Lifelong Faith Exploration (LFE) for Adults

Welcome Class: If you are new to Unitarian Universalism as a faith, or just new to UUCWNC as your local UU church, you will want to attend the Welcome Class in early November. Here, you’ll learn about the history of UUism, the history of our local congregation, and how you can get involved in all the educational and just-for-fun activities. Members who are engaged in local, state, and national social justice work will join the class to share with you how to scratch that activist itch and get involved in causes that are dear to our UU values! Learn about the path to membership in this dynamic faith community and meet other newcomers like yourself – meet the minister and the lay leaders of the church and learn how this place runs.
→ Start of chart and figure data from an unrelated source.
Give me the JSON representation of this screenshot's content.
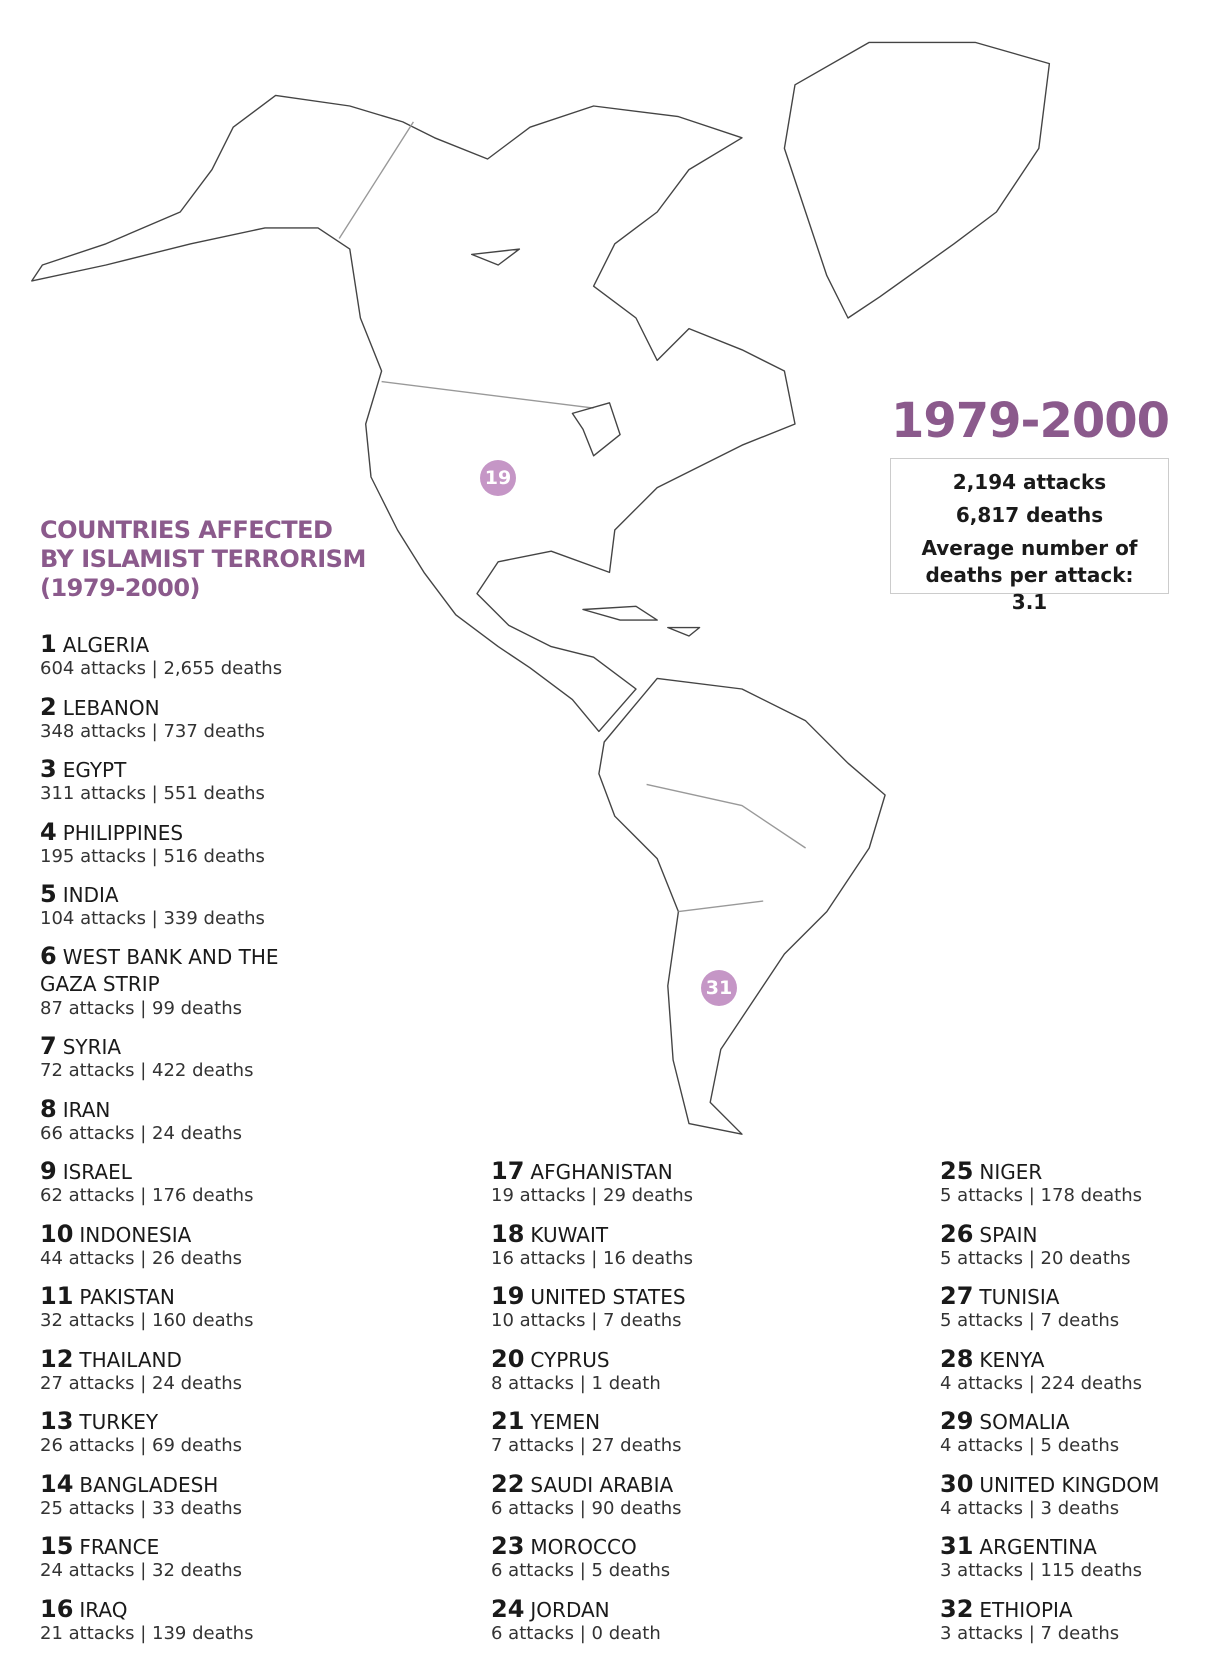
{
  "header": {
    "period": "1979-2000",
    "stats": [
      "2,194 attacks",
      "6,817 deaths",
      "Average number of deaths per attack: 3.1"
    ]
  },
  "map": {
    "markers": [
      19,
      31
    ]
  },
  "list": {
    "title": [
      "COUNTRIES AFFECTED",
      "BY ISLAMIST TERRORISM",
      "(1979-2000)"
    ],
    "countries": [
      {
        "rank": 1,
        "name": "ALGERIA",
        "detail": "604 attacks | 2,655 deaths"
      },
      {
        "rank": 2,
        "name": "LEBANON",
        "detail": "348 attacks | 737 deaths"
      },
      {
        "rank": 3,
        "name": "EGYPT",
        "detail": "311 attacks | 551 deaths"
      },
      {
        "rank": 4,
        "name": "PHILIPPINES",
        "detail": "195 attacks | 516 deaths"
      },
      {
        "rank": 5,
        "name": "INDIA",
        "detail": "104 attacks | 339 deaths"
      },
      {
        "rank": 6,
        "name": "WEST BANK AND THE GAZA STRIP",
        "detail": "87 attacks | 99 deaths"
      },
      {
        "rank": 7,
        "name": "SYRIA",
        "detail": "72 attacks | 422 deaths"
      },
      {
        "rank": 8,
        "name": "IRAN",
        "detail": "66 attacks | 24 deaths"
      },
      {
        "rank": 9,
        "name": "ISRAEL",
        "detail": "62 attacks | 176 deaths"
      },
      {
        "rank": 10,
        "name": "INDONESIA",
        "detail": "44 attacks | 26 deaths"
      },
      {
        "rank": 11,
        "name": "PAKISTAN",
        "detail": "32 attacks | 160 deaths"
      },
      {
        "rank": 12,
        "name": "THAILAND",
        "detail": "27 attacks | 24 deaths"
      },
      {
        "rank": 13,
        "name": "TURKEY",
        "detail": "26 attacks | 69 deaths"
      },
      {
        "rank": 14,
        "name": "BANGLADESH",
        "detail": "25 attacks | 33 deaths"
      },
      {
        "rank": 15,
        "name": "FRANCE",
        "detail": "24 attacks | 32 deaths"
      },
      {
        "rank": 16,
        "name": "IRAQ",
        "detail": "21 attacks | 139 deaths"
      },
      {
        "rank": 17,
        "name": "AFGHANISTAN",
        "detail": "19 attacks | 29 deaths"
      },
      {
        "rank": 18,
        "name": "KUWAIT",
        "detail": "16 attacks | 16 deaths"
      },
      {
        "rank": 19,
        "name": "UNITED STATES",
        "detail": "10 attacks | 7 deaths"
      },
      {
        "rank": 20,
        "name": "CYPRUS",
        "detail": "8 attacks | 1 death"
      },
      {
        "rank": 21,
        "name": "YEMEN",
        "detail": "7 attacks | 27 deaths"
      },
      {
        "rank": 22,
        "name": "SAUDI ARABIA",
        "detail": "6 attacks | 90 deaths"
      },
      {
        "rank": 23,
        "name": "MOROCCO",
        "detail": "6 attacks | 5 deaths"
      },
      {
        "rank": 24,
        "name": "JORDAN",
        "detail": "6 attacks | 0 death"
      },
      {
        "rank": 25,
        "name": "NIGER",
        "detail": "5 attacks | 178 deaths"
      },
      {
        "rank": 26,
        "name": "SPAIN",
        "detail": "5 attacks | 20 deaths"
      },
      {
        "rank": 27,
        "name": "TUNISIA",
        "detail": "5 attacks | 7 deaths"
      },
      {
        "rank": 28,
        "name": "KENYA",
        "detail": "4 attacks | 224 deaths"
      },
      {
        "rank": 29,
        "name": "SOMALIA",
        "detail": "4 attacks | 5 deaths"
      },
      {
        "rank": 30,
        "name": "UNITED KINGDOM",
        "detail": "4 attacks | 3 deaths"
      },
      {
        "rank": 31,
        "name": "ARGENTINA",
        "detail": "3 attacks | 115 deaths"
      },
      {
        "rank": 32,
        "name": "ETHIOPIA",
        "detail": "3 attacks | 7 deaths"
      }
    ]
  }
}
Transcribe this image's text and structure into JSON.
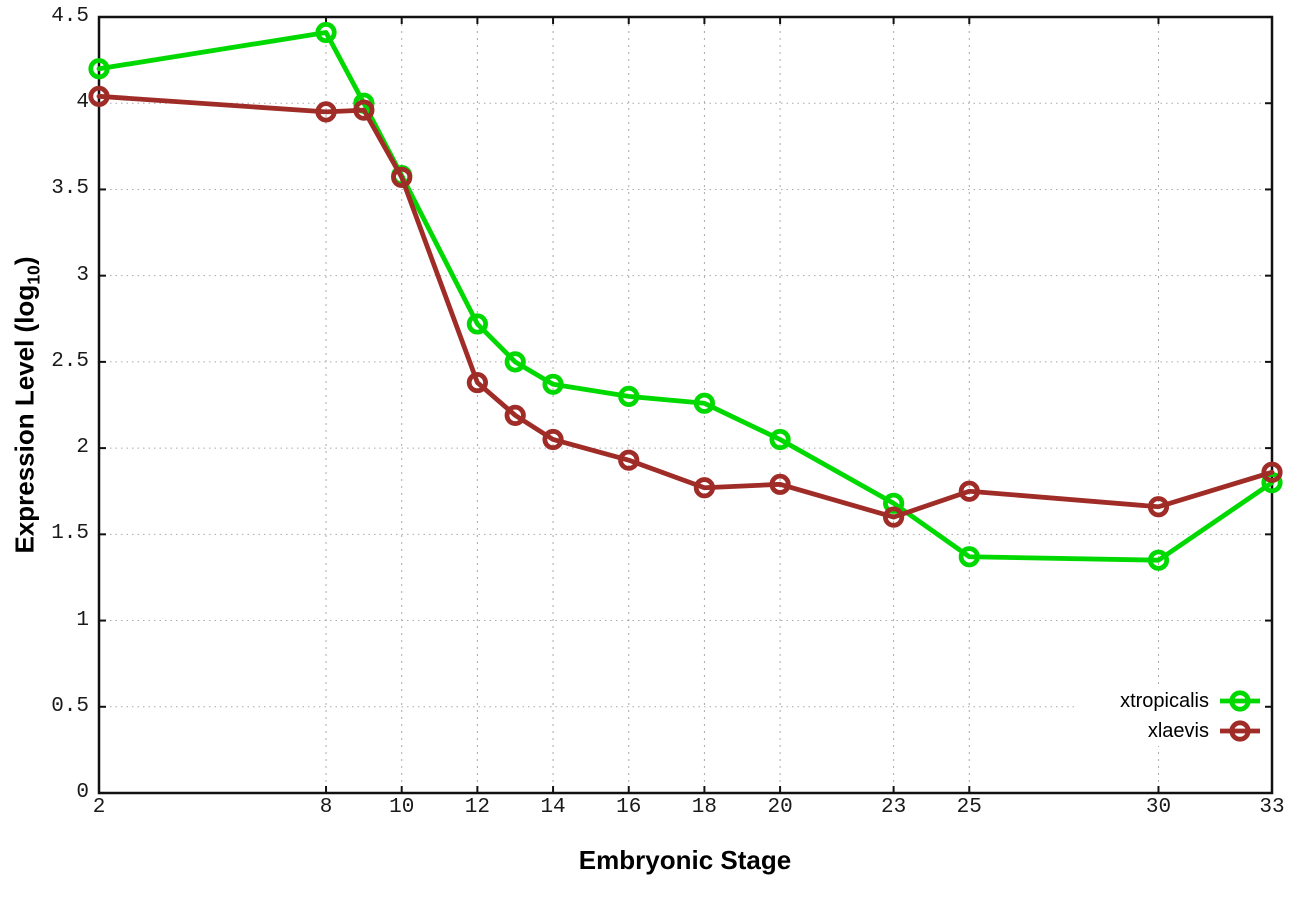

Quest: Quest is a program that invites you to join a collective journey of the mind and spirit, honoring the Latin word Quaere which means to search, to seek, and to question. It provides a great opportunity to express your thoughts, feelings, and questions about a range of topics while getting to know other participants on a deeper level. The group discussion format welcomes participation. Upcoming topics are announced via email and are frequently based around an article or reading that is shared in the email. Quest meets Sundays 9:15-10:15 A.M. in Dobkin Hall.

Unitarian Universalism: Our UU faith compels us to continue learning constantly to deepen our personal faith and to seek further for our truths. Grow your soul by attending various adult and intergenerational workshops taking place throughout the year. Look for event scheduling in the monthly Beacon newsletter and the weekly UUDigest that are distributed via e-mail. We welcome members to share their expertise and interests – please contact your LFE Director if you would like to facilitate a workshop yourself, or if you have a specific need that is not being met by current programming. We have access to a vast library of curriculum and resources created and organized by the Unitarian Universalist Association (UUA), and we are happy to help you progress on your path of spiritual learning.